6.マンスリーマンションとビジネスホテルとの5つの違い
仮にビジネスホテル(シングルルーム)に1ヶ月間滞在した場合と、マンスリーマンションを1ヶ月間借りた場合の生活上の違いなどについて見てみましょう。
6.1同じ料金でもマンスリーマンションは部屋が広い
ビジネスホテルとマンスリーマンションでは、部屋の面積が全く違います。
マンスリーマンションと価格が競合するビジネスホテルは、グレードが低めの安いビジネスホテルになるため、部屋の面積は10平方メートル~14平方メートル程度です。
それに対して、マンスリーマンションは一般賃貸用の1Rもしくは1Kの間取りのマンションを転用しているため、多くの部屋が18平方メートル~25平方メートル程度の面積があります。
その他、ビジネスホテルにはない玄関収納やバルコニー、クローゼットなどもあり、住みやすさはマンスリーマンションの方が上といえるでしょう。
6.2マンスリーマンションは自炊できる
マンスリーマンションはキッチンがあるため、自炊することができます。
電子レンジやフライパンなどの調理器具、食器類も備えられていることが多く、食材さえ買えば自分の好きな食事を作ることができます。
6.3マンスリーマンションは人を呼ぶことができる
ビジネスホテルの場合、宿泊者以外の人が室内に入ることは禁じられています。
もし、人と面会する場合には、ロビーや食堂などを利用しなければなりません。
マンスリーマンションの場合はそうした制約はなく、自由に家族や友人などを部屋に呼ぶことができますが、契約者以外の人が一緒に住むことはできません。

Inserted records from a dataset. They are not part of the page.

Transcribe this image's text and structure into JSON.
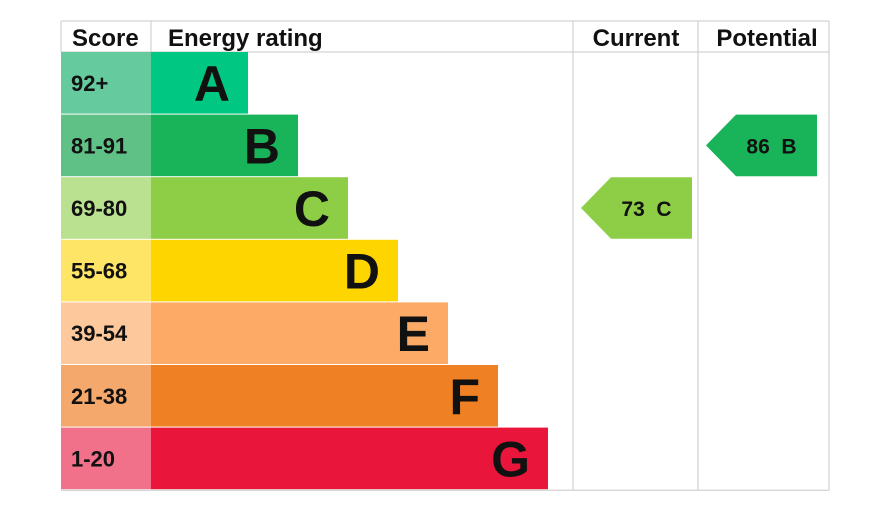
{
  "chart_data": {
    "type": "epc-rating",
    "headers": {
      "score": "Score",
      "rating": "Energy rating",
      "current": "Current",
      "potential": "Potential"
    },
    "bands": [
      {
        "score": "92+",
        "letter": "A",
        "color": "#00c781",
        "light": "#66ca9f"
      },
      {
        "score": "81-91",
        "letter": "B",
        "color": "#19b459",
        "light": "#5fc185"
      },
      {
        "score": "69-80",
        "letter": "C",
        "color": "#8dce46",
        "light": "#b9e18f"
      },
      {
        "score": "55-68",
        "letter": "D",
        "color": "#ffd500",
        "light": "#ffe566"
      },
      {
        "score": "39-54",
        "letter": "E",
        "color": "#fcaa65",
        "light": "#fdc99c"
      },
      {
        "score": "21-38",
        "letter": "F",
        "color": "#ef8023",
        "light": "#f4a86c"
      },
      {
        "score": "1-20",
        "letter": "G",
        "color": "#e9153b",
        "light": "#f07189"
      }
    ],
    "current": {
      "value": 73,
      "letter": "C",
      "label": "73  C",
      "color": "#8dce46"
    },
    "potential": {
      "value": 86,
      "letter": "B",
      "label": "86  B",
      "color": "#19b459"
    }
  }
}
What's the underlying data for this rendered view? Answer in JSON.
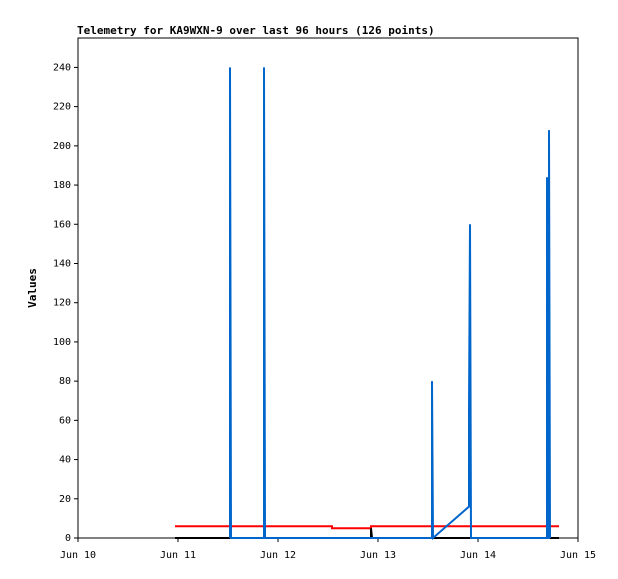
{
  "chart_data": {
    "type": "line",
    "title": "Telemetry for KA9WXN-9 over last 96 hours (126 points)",
    "y_label": "Values",
    "xlim": [
      0,
      5
    ],
    "xticks": [
      {
        "value": 0,
        "label": "Jun 10"
      },
      {
        "value": 1,
        "label": "Jun 11"
      },
      {
        "value": 2,
        "label": "Jun 12"
      },
      {
        "value": 3,
        "label": "Jun 13"
      },
      {
        "value": 4,
        "label": "Jun 14"
      },
      {
        "value": 5,
        "label": "Jun 15"
      }
    ],
    "ylim": [
      0,
      255
    ],
    "yticks": [
      0,
      20,
      40,
      60,
      80,
      100,
      120,
      140,
      160,
      180,
      200,
      220,
      240
    ],
    "series": [
      {
        "color": "#ff0000",
        "x": [
          0.97,
          2.54,
          2.54,
          2.93,
          2.93,
          4.81
        ],
        "values": [
          6,
          6,
          5,
          5,
          6,
          6
        ]
      },
      {
        "color": "#000000",
        "x": [
          0.97,
          2.93,
          2.93,
          2.94,
          4.81
        ],
        "values": [
          0,
          0,
          5,
          0,
          0
        ]
      },
      {
        "color": "#0066cc",
        "x": [
          1.52,
          1.52,
          1.53,
          1.86,
          1.86,
          1.87,
          3.54,
          3.54,
          3.55,
          3.91,
          3.91,
          3.92,
          3.93,
          4.69,
          4.69,
          4.7,
          4.71,
          4.71,
          4.72
        ],
        "values": [
          0,
          240,
          0,
          0,
          240,
          0,
          0,
          80,
          0,
          16,
          64,
          160,
          0,
          0,
          184,
          0,
          0,
          208,
          0
        ]
      }
    ]
  }
}
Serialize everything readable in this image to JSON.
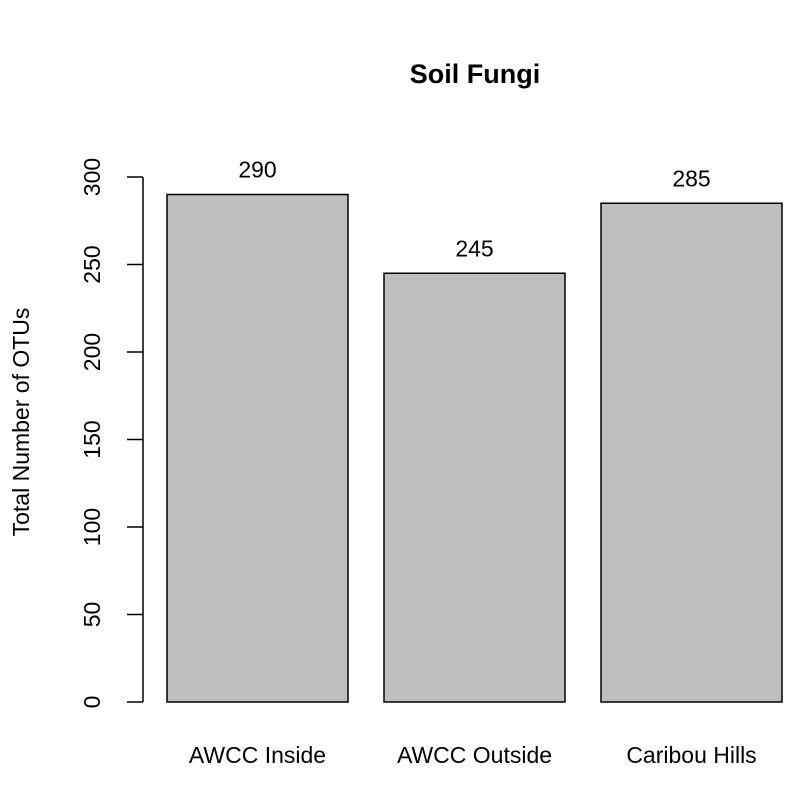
{
  "chart_data": {
    "type": "bar",
    "title": "Soil Fungi",
    "ylabel": "Total Number of OTUs",
    "xlabel": "",
    "categories": [
      "AWCC Inside",
      "AWCC Outside",
      "Caribou Hills"
    ],
    "values": [
      290,
      245,
      285
    ],
    "data_labels": [
      "290",
      "245",
      "285"
    ],
    "ylim": [
      0,
      300
    ],
    "yticks": [
      0,
      50,
      100,
      150,
      200,
      250,
      300
    ],
    "bar_color": "#bebebe",
    "edge_color": "#000000",
    "grid": false,
    "legend": "none"
  }
}
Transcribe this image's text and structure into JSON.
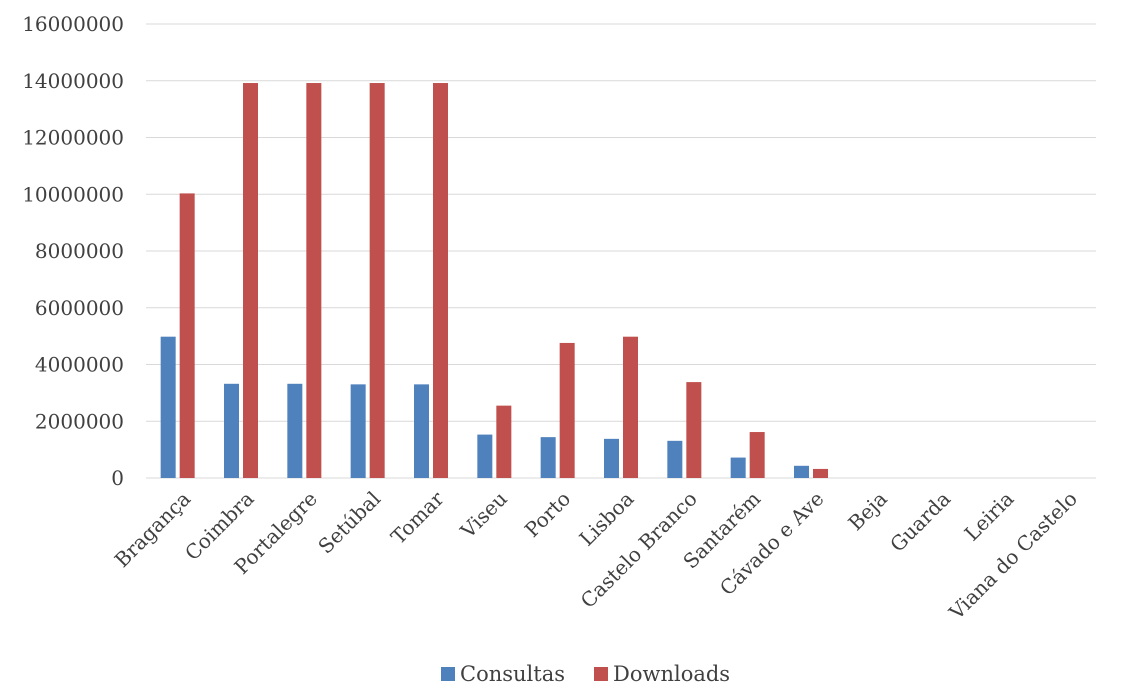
{
  "chart_data": {
    "type": "bar",
    "title": "",
    "xlabel": "",
    "ylabel": "",
    "ylim": [
      0,
      16000000
    ],
    "y_ticks": [
      "0",
      "2000000",
      "4000000",
      "6000000",
      "8000000",
      "10000000",
      "12000000",
      "14000000",
      "16000000"
    ],
    "grid": true,
    "legend_position": "bottom",
    "categories": [
      "Bragança",
      "Coimbra",
      "Portalegre",
      "Setúbal",
      "Tomar",
      "Viseu",
      "Porto",
      "Lisboa",
      "Castelo Branco",
      "Santarém",
      "Cávado e Ave",
      "Beja",
      "Guarda",
      "Leiria",
      "Viana do Castelo"
    ],
    "series": [
      {
        "name": "Consultas",
        "color": "#4f81bd",
        "values": [
          4980000,
          3320000,
          3320000,
          3300000,
          3300000,
          1530000,
          1440000,
          1380000,
          1310000,
          720000,
          430000,
          0,
          0,
          0,
          0
        ]
      },
      {
        "name": "Downloads",
        "color": "#c0504d",
        "values": [
          10030000,
          13920000,
          13920000,
          13920000,
          13920000,
          2550000,
          4760000,
          4980000,
          3380000,
          1620000,
          320000,
          0,
          0,
          0,
          0
        ]
      }
    ]
  }
}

2名で入居したい場合は、追加賃料を支払うなどすれば認められることがありますので運営会社に確認してみましょう。
2名入居を申告せずに発覚した場合は、違約金などを請求されることもありますので、注意が必要です。
5.4マンスリーマンションは風呂とトイレが別々
ビジネスホテルの場合、浴室・トイレ・洗面所が一体となった3点ユニットがほとんどです。
しかも、内部は恐ろしく狭くて浴槽も非常に小さいです。
マンスリーマンションの場合は、洗面所は独立しており、浴室とトイレも別々であることが多いです。

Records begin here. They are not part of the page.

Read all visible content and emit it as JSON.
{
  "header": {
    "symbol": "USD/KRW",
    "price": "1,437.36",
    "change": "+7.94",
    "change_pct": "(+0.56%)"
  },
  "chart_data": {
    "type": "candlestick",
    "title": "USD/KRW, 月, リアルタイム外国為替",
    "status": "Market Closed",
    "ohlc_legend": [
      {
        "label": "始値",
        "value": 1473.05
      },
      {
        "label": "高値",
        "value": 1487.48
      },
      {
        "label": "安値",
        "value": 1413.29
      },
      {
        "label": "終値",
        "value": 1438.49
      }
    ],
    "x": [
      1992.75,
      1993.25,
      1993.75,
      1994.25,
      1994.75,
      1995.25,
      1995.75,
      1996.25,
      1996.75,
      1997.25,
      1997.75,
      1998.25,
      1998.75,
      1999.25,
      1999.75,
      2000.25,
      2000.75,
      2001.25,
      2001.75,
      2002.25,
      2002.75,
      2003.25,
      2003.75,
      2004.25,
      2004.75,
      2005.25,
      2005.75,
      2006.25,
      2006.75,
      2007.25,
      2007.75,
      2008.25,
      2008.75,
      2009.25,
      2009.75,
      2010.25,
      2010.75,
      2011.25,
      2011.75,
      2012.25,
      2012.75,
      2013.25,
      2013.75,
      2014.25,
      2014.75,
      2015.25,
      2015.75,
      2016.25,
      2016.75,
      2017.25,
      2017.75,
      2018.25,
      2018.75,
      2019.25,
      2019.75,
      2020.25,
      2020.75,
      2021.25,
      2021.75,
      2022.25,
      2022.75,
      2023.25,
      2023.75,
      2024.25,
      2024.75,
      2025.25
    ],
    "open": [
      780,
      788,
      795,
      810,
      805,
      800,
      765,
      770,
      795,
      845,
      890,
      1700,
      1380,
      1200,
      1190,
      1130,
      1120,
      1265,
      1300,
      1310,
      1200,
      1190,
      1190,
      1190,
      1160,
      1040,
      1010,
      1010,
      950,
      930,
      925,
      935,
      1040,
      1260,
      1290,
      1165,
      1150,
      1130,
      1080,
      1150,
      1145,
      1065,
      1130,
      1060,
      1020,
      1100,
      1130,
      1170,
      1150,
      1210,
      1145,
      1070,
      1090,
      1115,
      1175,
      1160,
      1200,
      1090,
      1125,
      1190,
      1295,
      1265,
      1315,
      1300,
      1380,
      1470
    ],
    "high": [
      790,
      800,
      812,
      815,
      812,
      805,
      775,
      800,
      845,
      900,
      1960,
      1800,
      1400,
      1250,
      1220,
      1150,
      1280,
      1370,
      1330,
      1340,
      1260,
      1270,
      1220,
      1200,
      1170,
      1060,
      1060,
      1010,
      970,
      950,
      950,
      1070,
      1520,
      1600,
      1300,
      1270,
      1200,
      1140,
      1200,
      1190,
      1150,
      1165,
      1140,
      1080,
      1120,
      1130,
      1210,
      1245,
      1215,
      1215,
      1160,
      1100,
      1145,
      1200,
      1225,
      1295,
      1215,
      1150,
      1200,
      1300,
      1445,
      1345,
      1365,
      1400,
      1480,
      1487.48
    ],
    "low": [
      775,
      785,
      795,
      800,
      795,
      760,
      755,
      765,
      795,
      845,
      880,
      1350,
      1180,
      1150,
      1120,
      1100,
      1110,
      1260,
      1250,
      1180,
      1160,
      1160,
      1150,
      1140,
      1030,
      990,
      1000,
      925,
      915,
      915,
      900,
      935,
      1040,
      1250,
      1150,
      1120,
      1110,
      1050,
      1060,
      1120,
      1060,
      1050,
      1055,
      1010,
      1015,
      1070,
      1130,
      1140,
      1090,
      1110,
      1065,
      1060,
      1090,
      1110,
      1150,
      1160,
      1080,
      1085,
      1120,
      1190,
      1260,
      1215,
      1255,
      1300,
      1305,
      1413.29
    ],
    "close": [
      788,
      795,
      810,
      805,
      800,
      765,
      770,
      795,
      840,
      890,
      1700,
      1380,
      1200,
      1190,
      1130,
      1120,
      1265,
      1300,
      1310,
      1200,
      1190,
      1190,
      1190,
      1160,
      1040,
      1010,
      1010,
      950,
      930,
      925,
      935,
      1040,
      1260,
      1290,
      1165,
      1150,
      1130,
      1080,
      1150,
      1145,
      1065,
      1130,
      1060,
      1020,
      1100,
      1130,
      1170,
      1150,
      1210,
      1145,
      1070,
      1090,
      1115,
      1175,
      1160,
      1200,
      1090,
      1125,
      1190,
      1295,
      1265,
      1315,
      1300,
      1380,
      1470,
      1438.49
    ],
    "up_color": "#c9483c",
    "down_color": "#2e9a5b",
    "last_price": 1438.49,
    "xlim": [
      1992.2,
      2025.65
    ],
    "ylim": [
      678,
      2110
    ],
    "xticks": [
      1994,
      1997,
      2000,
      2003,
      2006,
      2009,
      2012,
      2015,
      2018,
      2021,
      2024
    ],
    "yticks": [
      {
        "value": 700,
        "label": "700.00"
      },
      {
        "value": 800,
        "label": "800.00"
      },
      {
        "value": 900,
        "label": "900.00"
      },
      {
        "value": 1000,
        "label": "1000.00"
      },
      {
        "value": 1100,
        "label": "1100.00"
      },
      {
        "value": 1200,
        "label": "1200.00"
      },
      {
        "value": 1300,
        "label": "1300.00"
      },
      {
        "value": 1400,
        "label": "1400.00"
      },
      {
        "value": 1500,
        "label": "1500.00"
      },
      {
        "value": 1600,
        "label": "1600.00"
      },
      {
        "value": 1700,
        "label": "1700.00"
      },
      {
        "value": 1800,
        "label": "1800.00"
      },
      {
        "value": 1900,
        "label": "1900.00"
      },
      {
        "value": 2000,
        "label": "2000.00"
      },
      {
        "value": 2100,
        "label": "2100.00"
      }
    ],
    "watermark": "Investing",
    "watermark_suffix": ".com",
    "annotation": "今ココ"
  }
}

これはマンスリーマンションが一般賃貸物件を転用しているためで、一般賃貸では3点ユニットは人気がないので、通常は浴室とトイレを別々にし、洗面所も独立した設計によって建築されています。
こうしたことからも、仮の住居として考えた場合にはマンスリーマンションの方が居住性や快適性に優れているといえるでしょう。
5.5室内清掃や朝食サービスなどはない
マンスリーマンションには、ビジネスホテルのような室内清掃や朝食サービスなどのルームサービスはありません。
室内の清掃やシーツやバスタオルなどのリネン類の交換など、いっさいを自分で行わなければなりません。

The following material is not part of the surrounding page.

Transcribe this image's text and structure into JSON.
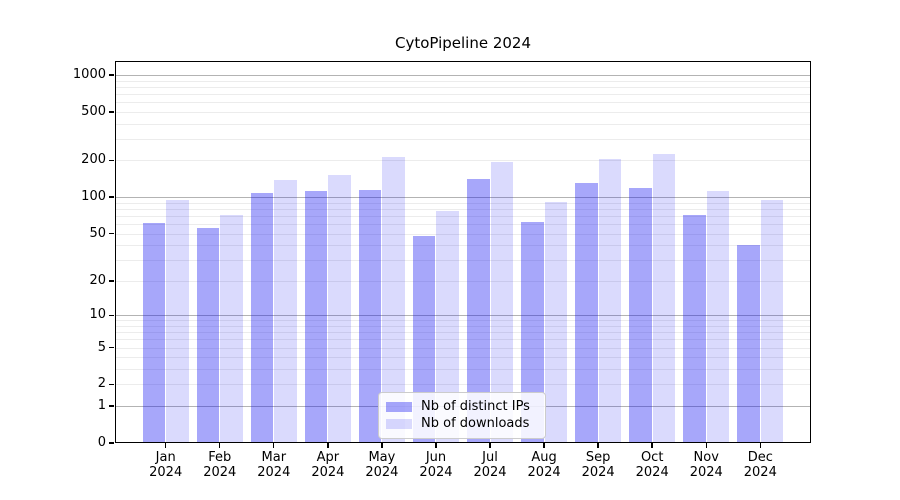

そのため、洗濯機や掃除道具などが備えられているのです。
7.マンスリーマンションと民泊との2つの違い
近年、訪日外国人旅行者の増加、Airbnbなど民泊ポータルサイトの登場、国による法整備などを背景に、民泊物件が激増しています。
民泊物件にも家具・家電・備品類が設置されているため、商品として考えた場合、マンスリーマンションやウィークリーマンションとの違いはほとんどありません。
ただし、法律上の制約や運営の目的などにおいて若干違いがありますので、ポイントについて説明します。
7.1法律上の制約について
民泊には「簡易宿所」「特区民泊」「民泊新法(住宅宿泊事業法)」による3種類の運営方法があり、それぞれを規定する法律や許認可などが異なります。
<マンスリーマンションと民泊の比較一覧>
法律上の制約に関して、マンスリーマンションと民泊の大きな違いは「最低契約期間」です。
民泊は1泊から利用することができるメリットがありますが、1ヶ月以上の利用を予定している場合はマンスリーマンションを選択した方が経済的に有利であることが多いでしょう。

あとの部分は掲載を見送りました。